Penghapusan Joko Tjandra dari DPO Terindikasi Suap
Bareskrim Polri meningkatkan kasus penghapusan Joko Tjandra, terpidana kasus pengalihan hak tagih utang Bank Bali, dari daftar ”red notice” ke tahap penyidikan. Namun, belum ada yang ditetapkan sebagai tersangka.
JAKARTA, KOMPAS — Direktorat Tindak Pidana Korupsi Bareskrim Polri meningkatkan kasus penghapusan Joko Tjandra, terpidana kasus pengalihan hak tagih utang Bank Bali, dari daftar pencarian orang atau red notice ke tahap penyidikan. Terindikasi ada penerimaan hadiah oleh penyelenggara negara terkait penghapusan tersebut.
Kepala Divisi Humas Polri Inspektur Jenderal Argo Yuwono saat jumpa pers, Kamis (6/8/2020), mengatakan, peningkatan ke tahap penyidikan dilakukan setelah polisi memeriksa 15 saksi.

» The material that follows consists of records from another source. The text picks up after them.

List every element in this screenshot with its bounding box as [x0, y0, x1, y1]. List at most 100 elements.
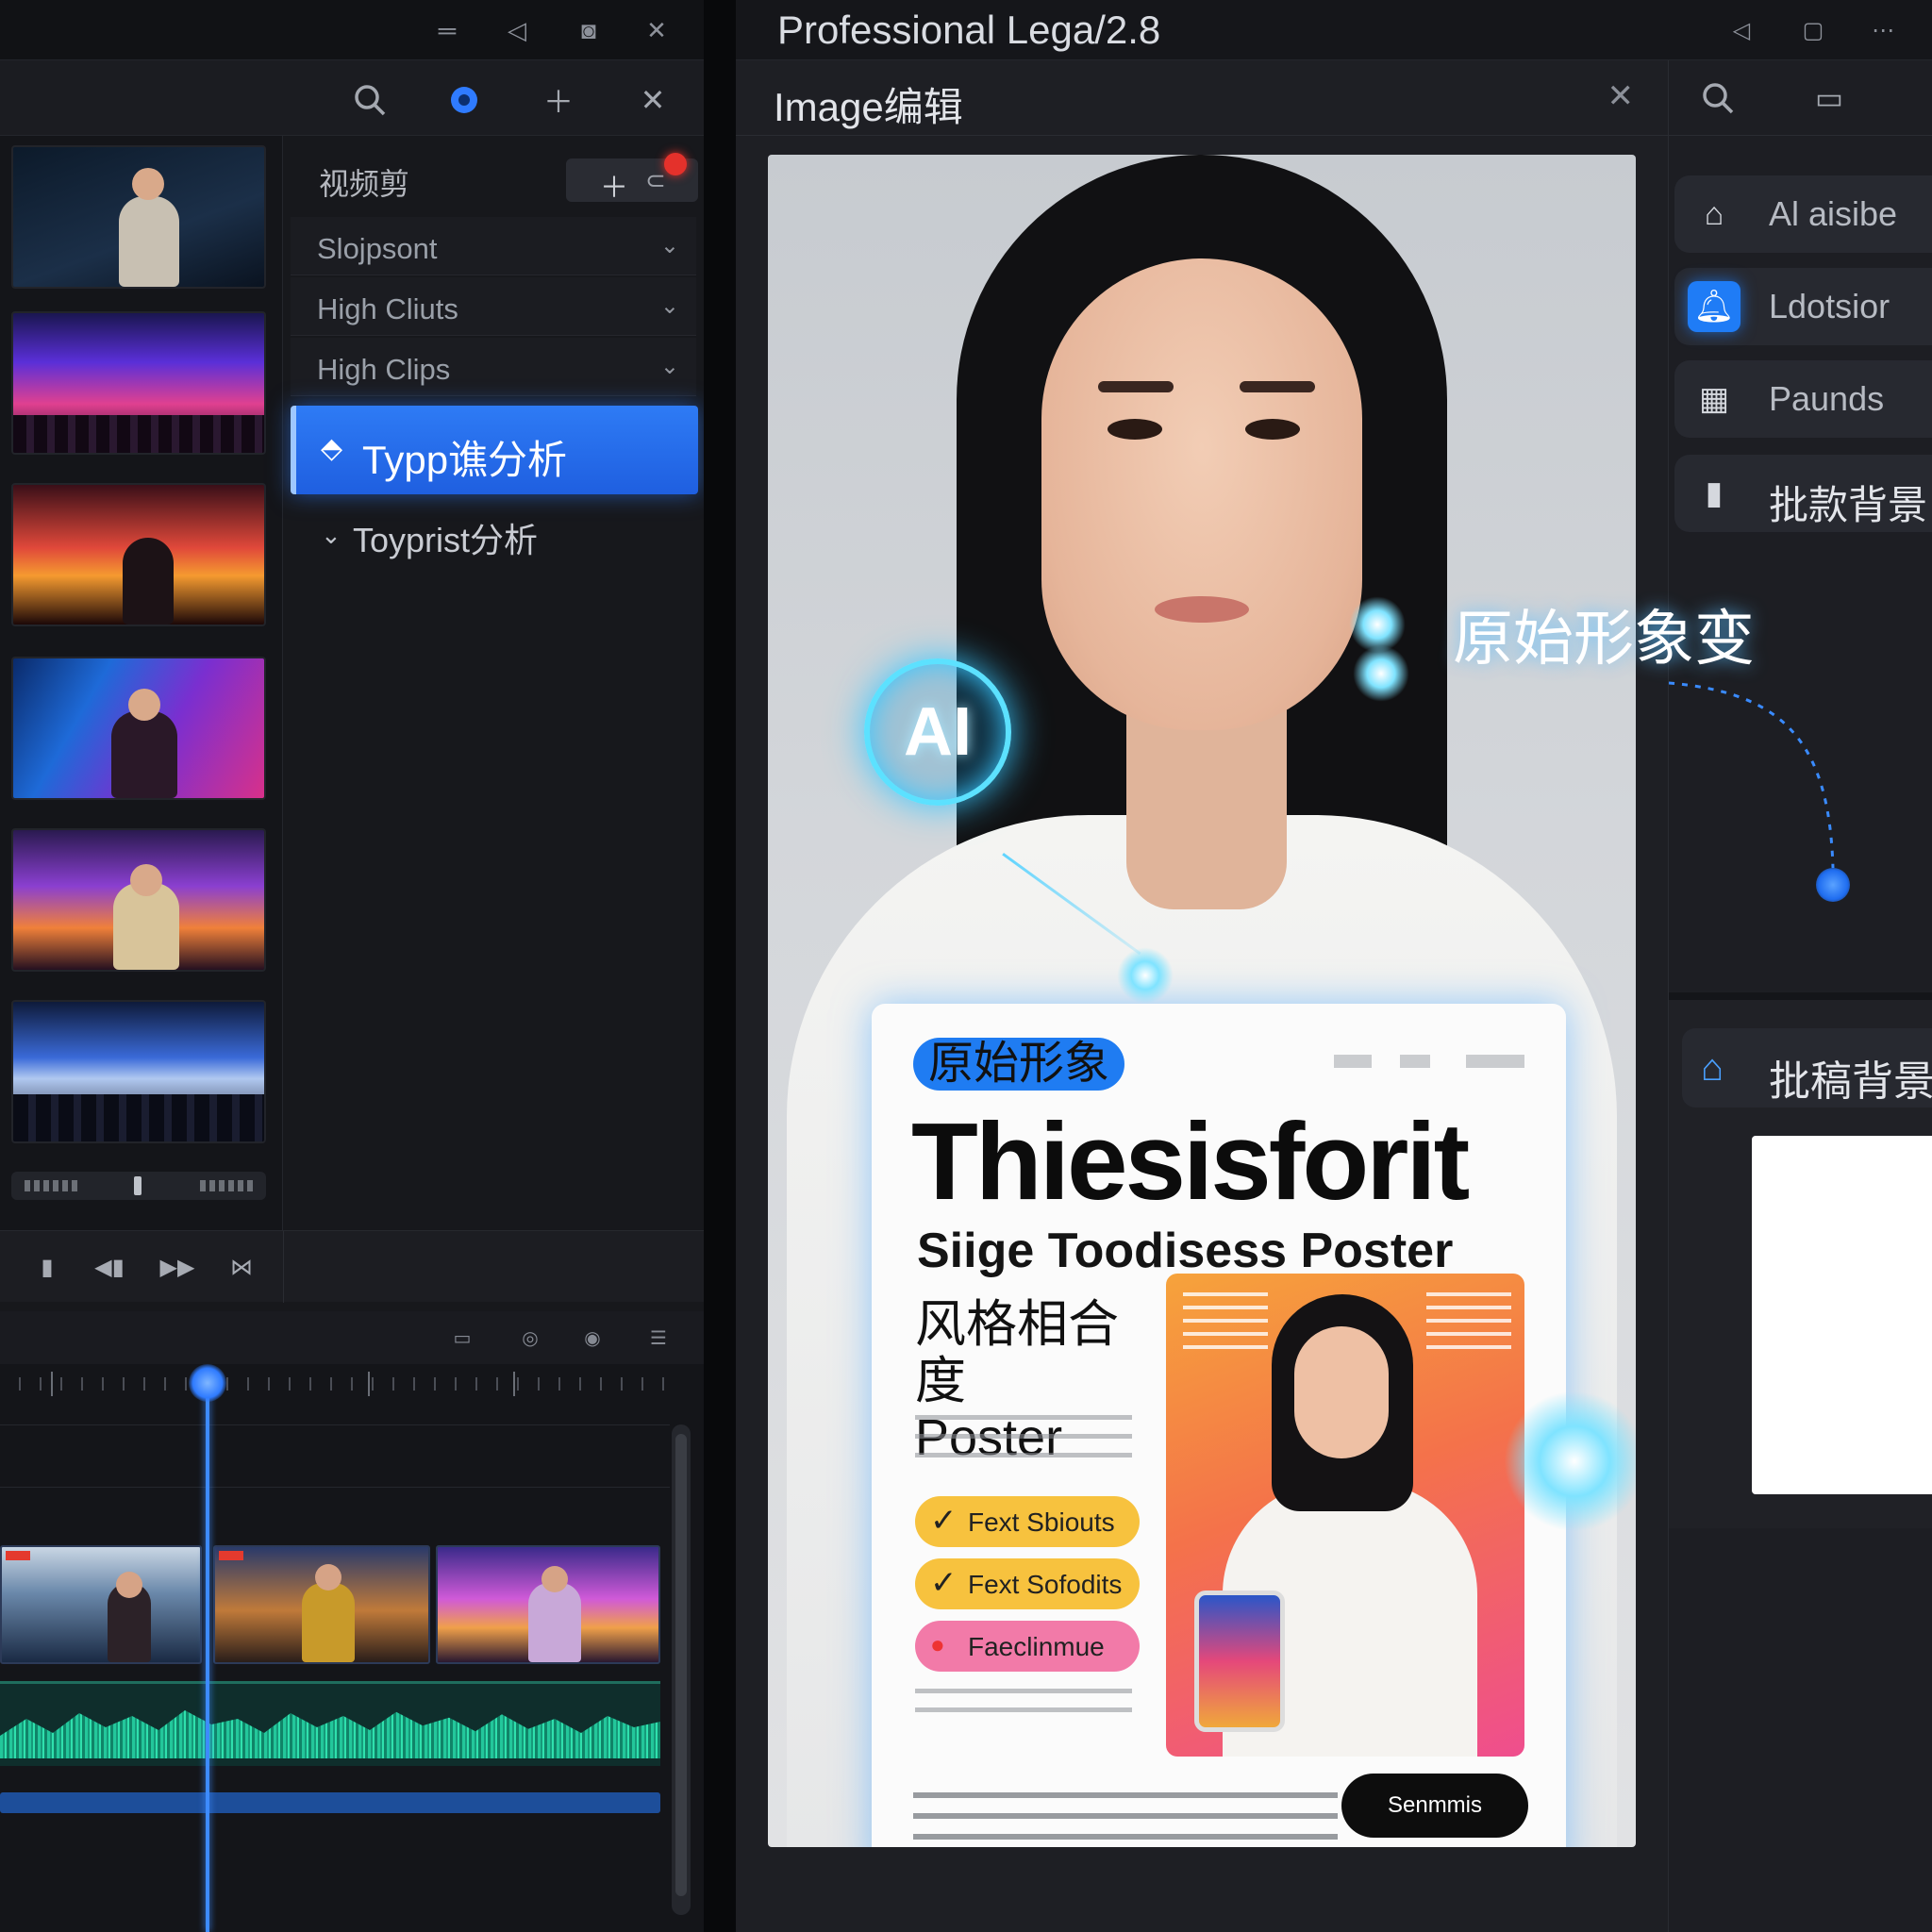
- background-preview[interactable]: [1752, 1136, 1932, 1494]
- search-icon[interactable]: [349, 79, 391, 121]
- add-icon[interactable]: ＋: [538, 79, 579, 121]
- timeline-ruler[interactable]: [0, 1364, 679, 1415]
- audio-track[interactable]: [0, 1681, 660, 1766]
- scrollbar-knob[interactable]: [134, 1176, 142, 1195]
- editor-title: Image编辑: [774, 85, 963, 129]
- connector-node: [1816, 868, 1850, 902]
- poster-feature: ✓ Fext Sofodits: [915, 1558, 1140, 1609]
- close-icon[interactable]: ✕: [632, 79, 674, 121]
- timeline-scrollbar[interactable]: [672, 1424, 691, 1915]
- loop-icon[interactable]: ◎: [513, 1323, 547, 1353]
- photo-caption-lines: [1183, 1292, 1268, 1358]
- photo-person-face: [1294, 1326, 1389, 1458]
- crowd-shape: [13, 1094, 264, 1141]
- music-track[interactable]: [0, 1792, 660, 1813]
- gift-icon: ▦: [1698, 381, 1730, 417]
- poster-card[interactable]: 原始形象 Thiesisforit Siige Toodisess Poster…: [872, 1004, 1566, 1847]
- playhead-handle[interactable]: [189, 1364, 226, 1402]
- clip-row[interactable]: High Clips ⌄: [291, 338, 696, 396]
- fast-forward-icon[interactable]: ▶▶: [158, 1250, 196, 1284]
- batch-background-button[interactable]: ⌂ 批稿背景: [1682, 1028, 1932, 1108]
- send-icon[interactable]: ◁: [500, 13, 534, 47]
- ai-badge[interactable]: AI: [864, 658, 1011, 806]
- media-thumbnail[interactable]: [11, 483, 266, 626]
- clip-row[interactable]: High Cliuts ⌄: [291, 277, 696, 336]
- person-figure: [528, 1583, 581, 1662]
- person-head: [132, 168, 164, 200]
- shield-icon[interactable]: [443, 79, 485, 121]
- poster-cta-button[interactable]: Senmmis: [1341, 1774, 1528, 1838]
- media-thumbnail[interactable]: [11, 828, 266, 972]
- image-canvas[interactable]: 原始形象 Thiesisforit Siige Toodisess Poster…: [768, 155, 1636, 1847]
- clip-row-label: High Cliuts: [317, 292, 458, 325]
- skip-end-icon[interactable]: ⋈: [223, 1250, 260, 1284]
- search-icon[interactable]: [1697, 77, 1739, 119]
- side-panel-toolbar: ▭: [1669, 60, 1932, 136]
- transport-bar: ▮ ◀▮ ▶▶ ⋈: [0, 1230, 704, 1303]
- toolbar: ＋ ✕: [0, 60, 704, 136]
- window-title: Professional Lega/2.8: [777, 8, 1161, 52]
- chevron-down-icon: ⌄: [659, 354, 679, 379]
- poster-nav-link: [1466, 1055, 1524, 1068]
- poster-body-text: [915, 1689, 1132, 1726]
- close-icon[interactable]: ✕: [640, 13, 674, 47]
- add-clip-button[interactable]: ＋ ⊂: [566, 153, 698, 204]
- clips-header: 视频剪 ＋ ⊂: [291, 142, 698, 208]
- clip-row-label: Slojpsont: [317, 232, 438, 265]
- side-item-label: Ldotsior: [1769, 287, 1890, 325]
- restore-icon[interactable]: ▢: [1796, 13, 1830, 47]
- background-section: ⌂ 批稿背景: [1669, 1000, 1932, 1528]
- restore-icon[interactable]: ◙: [572, 13, 606, 47]
- settings-icon[interactable]: ☰: [641, 1323, 675, 1353]
- image-editor-window: Professional Lega/2.8 ◁ ▢ ⋯ Image编辑 ✕ 原始…: [736, 0, 1932, 1932]
- link-icon: ⊂: [645, 166, 666, 194]
- side-item-home[interactable]: ⌂ Al aisibe: [1674, 175, 1932, 253]
- step-back-icon[interactable]: ◀▮: [91, 1250, 128, 1284]
- ruler-major-tick: [51, 1372, 53, 1396]
- media-thumbnail[interactable]: [11, 1000, 266, 1143]
- minimize-icon[interactable]: ═: [430, 13, 464, 47]
- poster-feature-label: Faeclinmue: [968, 1632, 1105, 1661]
- play-icon[interactable]: ▮: [28, 1250, 66, 1284]
- film-icon[interactable]: ▭: [445, 1323, 479, 1353]
- record-indicator-icon: [664, 153, 687, 175]
- video-clip[interactable]: [436, 1545, 660, 1664]
- person-figure: [119, 196, 179, 287]
- side-item-background[interactable]: ▮ 批款背景: [1674, 455, 1932, 532]
- window-icon[interactable]: ▭: [1808, 77, 1850, 119]
- person-head: [541, 1566, 568, 1592]
- portrait-eye: [1108, 419, 1162, 440]
- media-thumbnail[interactable]: [11, 145, 266, 289]
- media-thumbnail[interactable]: [11, 311, 266, 455]
- side-item-notifications[interactable]: 🔔︎ Ldotsior: [1674, 268, 1932, 345]
- scrollbar-knob[interactable]: [675, 1434, 687, 1896]
- poster-feature-label: Fext Sofodits: [968, 1570, 1123, 1599]
- clip-row[interactable]: Slojpsont ⌄: [291, 217, 696, 275]
- poster-headline: Thiesisforit: [911, 1100, 1470, 1223]
- playhead[interactable]: [206, 1370, 209, 1932]
- video-clip[interactable]: [0, 1545, 202, 1664]
- photo-caption-lines: [1426, 1292, 1511, 1358]
- side-item-gifts[interactable]: ▦ Paunds: [1674, 360, 1932, 438]
- image-editor: Image编辑 ✕ 原始形象 Thiesisforit Siige Toodis…: [736, 60, 1668, 1932]
- magnet-icon[interactable]: ◉: [575, 1323, 609, 1353]
- clip-marker: [219, 1551, 243, 1560]
- close-icon[interactable]: ✕: [1607, 77, 1635, 115]
- more-icon[interactable]: ⋯: [1866, 13, 1900, 47]
- timeline-toolbar: ▭ ◎ ◉ ☰: [0, 1311, 704, 1364]
- poster-nav-link: [1334, 1055, 1372, 1068]
- check-icon: ✓: [930, 1565, 958, 1601]
- person-head: [128, 689, 160, 721]
- portrait-face: [1041, 258, 1362, 730]
- poster-feature-label: Fext Sbiouts: [968, 1507, 1115, 1537]
- media-scrollbar[interactable]: [11, 1172, 266, 1200]
- video-clip[interactable]: [213, 1545, 430, 1664]
- clip-item-selected[interactable]: ⬘ Typp谯分析: [291, 406, 698, 494]
- divider: [283, 1231, 284, 1303]
- title-bar: ═ ◁ ◙ ✕: [0, 0, 704, 60]
- person-head: [130, 864, 162, 896]
- media-thumbnail[interactable]: [11, 657, 266, 800]
- ai-badge-label: AI: [904, 694, 972, 770]
- crowd-shape: [13, 415, 264, 453]
- send-icon[interactable]: ◁: [1724, 13, 1758, 47]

Selain itu, polisi sudah berkoordinasi dengan Pusat Pelaporan dan Analisis Transaksi Keuangan untuk menelusuri aliran dana tersebut.
”Konstruksi hukum terhadap tindak pidana yang dipersangkakan, yaitu dugaan penerimaan hadiah oleh penyelenggara negara terkait pengurusan penghapusan red notice atas nama Joko Soegiarto Tjandra, yang terjadi sekitar Mei 2020 hingga Juni 2020,” ujar Argo.
Sekalipun sudah ditingkatkan ke tahap penyidikan, ia melanjutkan, belum ada tersangka dalam kasus ini.
Terhapusnya Joko Tjandra dari red notice terungkap setelah ia leluasa keluar dan masuk Indonesia sekalipun berstatus buron, Juni lalu, sebelum ditangkap Bareskrim Polri, pekan lalu.
Dalam skandal red notice ini, Kapolri Jenderal (Pol) Idham Azis mencopot Irjen Napoleon Bonaparte dari jabatan Kepala Divisi Hubungan Internasional Polri dan Brigjen (Pol) Nugroho Slamet Wibowo dari Sekretaris NCB Interpol Indonesia karena diduga melanggar kode etik.
Bersamaan dengan mencuatnya kasus ini ke publik, beberapa waktu lalu, terungkap ada surat dari Nugroho kepada Dirjen Imigrasi Kementerian Hukum dan Hak Asasi Manusia menerangkan penghapusan red notice Interpol Joko Tjandra sejak 2014. Surat tertanggal 5 Mei 2020.
Surat itu turut menyebutkan yang menjadi rujukan antara lain surat Anna Boentaran, istri Joko Tjandra, tertanggal 16 April 2020 perihal permohonan pencabutan red notice Interpol atas nama Joko Soegiarto Tjandra. Rujukan lain adalah surat Kepala Divisi Hubungan Internasional Polri tanggal 29 April 2020 perihal penyampaian informasi pembaruan data serta hasil koordinasi dengan Sekretariat Umum Interpol (IPSG) terhadap red notice Joko Tjandra pada 22 April 2020.
Di tempat terpisah, Koordinator Masyarakat Anti-Korupsi Indonesia (MAKI) Boyamin Saiman menyerahkan sejumlah dokumen kepada Jaksa Agung Muda Tindak Pidana Khusus Kejaksaan Agung untuk membantu mereka dalam mendalami dugaan korupsi dari pertemuan antara Pinangki Sirna Malasari, jaksa di Kejagung, dengan Joko Tjandra saat masih buron.
Dokumen yang diserahkan berupa dokumen perjalanan Pinangki untuk bertemu Joko Tjandra di Malaysia. Pertama, dokumen perjalanan tanggal 12 November 2019 dari Singapura ke Kuala Lumpur, dan kedua, dokumen perjalanan Jakarta-Kuala Lumpur, 25 November 2019. Pada perjalanan kedua, Pinangki pergi dengan Anita Kolopaking, kuasa hukum Joko Tjandra.
”Dalam rangkaian perjalanan ini, justru Pinangki yang membiayai perjalanan Anita tersebut,” kata Boyamin.
Berdasarkan hal itu, Boyamin menduga ada janji atau pamrih yang dijanjikan kepada Pinangki dari Joko. Jika memang benar demikian, patut diduga terdapat unsur gratifikasi atau suap.
Selain itu, Boyamin menyampaikan kepada tim penyidik Jampidsus tentang adanya saksi yang mengetahui adanya aliran dana sebesar 500.000 dollar dalam perkara Joko.